What defines resiliency in a child? Why is it important?
Resiliency is the ability to bend but not break in the face of stress and adversity. It is one of the most important skills that children need to develop to overcome challenges and setbacks and move through the world with confidence and connection with others.
How do you build a resilient child?
You have to reinforce effort, distress tolerance and recovery more than focus on outcomes, though outcomes have to be meaningful too. You can train resilience in big, obvious ways such as entering children into competitions and setting up “reach” goals in various activities, but, more importantly, you can train resilience day to day, moment to moment, by encouraging children to push past fatigue, discouragement and doubt. You can encourage them to do one more lap, one more problem set, or one more scale, and then you celebrate with huge high fives and hugs to show you are with them the whole way through.
The border children and the Thai children are perfect examples of traumas that will be resilience-building versus harmful. The Thai boys are being showered with social support. They have the support of the whole world behind them, and they have loving parents and stable homes to go back to. ... They also had their coach and each other, and they were already bonded as a team. And, the SEAL commander [in charge of the rescue] instructs the boys to be a “force for good,” imbuing the ordeal with a grander purpose and setting them up to transform the experience into post-traumatic growth.
The border children’s ordeal could not be more different. Their families are violently taken from them and they don’t even have safe homes or countries to go back to. Their experience is that the world doesn’t want them or care about them. They are not even allowed to touch each other, so cannot provide the most basic expression of physical comfort and support to each other. … They are treated like criminals instead of children. … The message they receive is that the world is a very dangerous place that does not care about them. They are not being set up to be a “force for good.” Instead, they are more likely to grow up caring only about themselves or only those others in their innermost circle.
On the other hand, I do think that even the Thai boys can experience some lasting effects of trauma. Traumatic events can impact different parts of the self: the physical, emotional, social, cognitive and existential selves. I can imagine that the Thai boys may carry trauma in their bodies. … But, in other aspects of the self, I have every confidence they will more than likely become more resilient from the experience.
What happens when kids aren’t taught to be resilient? What kind of adults do they become?

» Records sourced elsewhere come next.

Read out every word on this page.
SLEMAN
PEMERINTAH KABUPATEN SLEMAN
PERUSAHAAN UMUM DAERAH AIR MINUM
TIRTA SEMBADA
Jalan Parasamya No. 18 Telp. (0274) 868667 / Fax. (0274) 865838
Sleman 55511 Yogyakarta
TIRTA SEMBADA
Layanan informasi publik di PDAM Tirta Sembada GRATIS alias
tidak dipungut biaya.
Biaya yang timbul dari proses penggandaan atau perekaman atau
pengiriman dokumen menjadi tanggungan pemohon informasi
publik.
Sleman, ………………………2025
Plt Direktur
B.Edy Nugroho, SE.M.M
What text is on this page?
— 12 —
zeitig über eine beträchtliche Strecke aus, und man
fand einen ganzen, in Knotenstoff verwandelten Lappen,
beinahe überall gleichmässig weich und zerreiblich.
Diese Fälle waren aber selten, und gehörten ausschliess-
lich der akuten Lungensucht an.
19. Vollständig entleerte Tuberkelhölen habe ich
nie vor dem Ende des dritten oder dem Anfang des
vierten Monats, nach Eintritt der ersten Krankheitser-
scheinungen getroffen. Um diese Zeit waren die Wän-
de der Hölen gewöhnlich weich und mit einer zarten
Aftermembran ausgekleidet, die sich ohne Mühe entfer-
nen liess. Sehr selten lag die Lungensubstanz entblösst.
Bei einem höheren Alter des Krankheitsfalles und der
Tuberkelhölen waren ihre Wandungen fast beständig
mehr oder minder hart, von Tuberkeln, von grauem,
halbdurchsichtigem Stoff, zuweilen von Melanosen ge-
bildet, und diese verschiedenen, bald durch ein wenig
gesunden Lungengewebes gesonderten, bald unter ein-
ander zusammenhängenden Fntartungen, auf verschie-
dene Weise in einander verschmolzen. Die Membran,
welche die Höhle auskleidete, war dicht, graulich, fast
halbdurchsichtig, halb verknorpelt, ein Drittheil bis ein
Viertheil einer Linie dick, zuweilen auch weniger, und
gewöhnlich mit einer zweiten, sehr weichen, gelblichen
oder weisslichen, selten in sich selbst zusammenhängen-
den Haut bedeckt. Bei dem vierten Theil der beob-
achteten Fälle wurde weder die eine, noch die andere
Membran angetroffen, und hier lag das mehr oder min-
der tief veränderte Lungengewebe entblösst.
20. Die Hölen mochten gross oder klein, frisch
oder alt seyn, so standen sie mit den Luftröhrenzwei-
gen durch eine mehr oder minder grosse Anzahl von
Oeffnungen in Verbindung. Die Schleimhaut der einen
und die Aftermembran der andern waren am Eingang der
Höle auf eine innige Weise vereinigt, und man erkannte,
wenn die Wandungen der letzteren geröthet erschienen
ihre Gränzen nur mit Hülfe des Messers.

Kids who are not taught to be resilient can still grow up to be quite successful, so long as things go their way. They will likely have a much more narrow window of tolerance for stress and adversity. They may not take as many risks. They may avoid relationships that are too emotionally intense or intimate. Or if they are more traumatized, they may live with emotional volatility, depression, anxiety or anger. ... However, adults are not destined to lives of misery because of childhood trauma. I have seen adults of all ages make peace with their past, move from reliving to remembering, and learn to forgive, accept and love again.